Permutations vs Combinations
Permutations: order matters — nPr = n! / (n−r)!. Combinations: order doesn't matter — nCr = n! / (r!(n−r)!). Lottery picks are typically combinations; race finishing positions are permutations.
What you can do with this.
Lottery odds
Pick 6 from 49 → C(49, 6) = 13,983,816 combinations. Probability of winning = 1 in 14M. The calculator gives the count directly.
Password strength
Permutations of 10 characters from 26-letter alphabet: P(26, 10) = 1.92 × 10¹¹. Adding case + digits explodes the count further. Foundation of password-strength estimation.
Tournament brackets / standings
Order positions matter — use permutations. 8 teams with 3 podium positions: P(8, 3) = 336 possible podium orders.
Committee selection
Pick 5 from 12 (any order, no repeats) = C(12, 5) = 792 combinations. Useful for committee, jury, team selection.
Pizza topping combinations
Choose 3 toppings from 8: C(8, 3) = 56 unique combinations. Pizza shops use this math implicitly when sizing topping options.
Card games / poker hands
5-card hand from 52 cards: C(52, 5) = 2,598,960 distinct hands. Foundation of poker probability calculations.
Birthday paradox
Probability that 23 people share a birthday > 50%. Computed via complement of 'all 23 different birthdays' which uses permutations. The calculator supports the underlying math.
Factorial size
10! = 3.6M; 20! ≈ 2.4 × 10¹⁸; 50! ≈ 3 × 10⁶⁴. JavaScript loses precision around n = 18; calculator handles up to n=170 (Infinity above).

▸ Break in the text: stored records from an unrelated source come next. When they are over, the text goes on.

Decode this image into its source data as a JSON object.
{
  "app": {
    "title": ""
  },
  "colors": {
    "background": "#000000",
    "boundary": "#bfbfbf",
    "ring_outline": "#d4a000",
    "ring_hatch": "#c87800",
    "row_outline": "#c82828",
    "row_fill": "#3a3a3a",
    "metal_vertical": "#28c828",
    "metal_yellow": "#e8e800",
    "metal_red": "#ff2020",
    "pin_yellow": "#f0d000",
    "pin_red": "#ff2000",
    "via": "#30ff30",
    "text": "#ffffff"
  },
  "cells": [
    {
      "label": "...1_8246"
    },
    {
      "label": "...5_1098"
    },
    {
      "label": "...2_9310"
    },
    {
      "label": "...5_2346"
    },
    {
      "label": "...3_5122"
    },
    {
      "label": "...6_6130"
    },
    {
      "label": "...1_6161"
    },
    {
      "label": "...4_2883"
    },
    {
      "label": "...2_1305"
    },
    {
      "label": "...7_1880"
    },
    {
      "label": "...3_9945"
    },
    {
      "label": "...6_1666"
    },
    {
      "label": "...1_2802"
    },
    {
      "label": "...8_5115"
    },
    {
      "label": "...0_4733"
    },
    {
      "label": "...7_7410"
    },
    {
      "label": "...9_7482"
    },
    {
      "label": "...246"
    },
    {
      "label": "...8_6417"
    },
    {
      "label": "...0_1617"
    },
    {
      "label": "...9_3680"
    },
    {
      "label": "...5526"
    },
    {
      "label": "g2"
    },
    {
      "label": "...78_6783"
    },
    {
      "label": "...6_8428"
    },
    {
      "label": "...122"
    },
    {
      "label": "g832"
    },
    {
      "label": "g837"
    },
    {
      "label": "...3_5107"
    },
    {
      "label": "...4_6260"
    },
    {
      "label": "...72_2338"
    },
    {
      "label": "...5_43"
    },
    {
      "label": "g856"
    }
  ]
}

P&C calculator 2026 — what's current
Foundational combinatorics. AI tools handle reliably. Calculator wins for speed and verification.
Frequently asked.
If order matters (race positions, password characters, arrangement) → permutation. If order doesn't matter (lottery, committees, hand of cards) → combination.
Factorials overflow ~170! → Infinity in JavaScript Number. The calculator returns Infinity above this. For larger numbers, use BigInt or specialized libraries.
nC0 = 1 (one way to choose nothing). Same for nCn (one way to choose everything). Edge cases the formula handles correctly.
No. Calculations run entirely in your browser.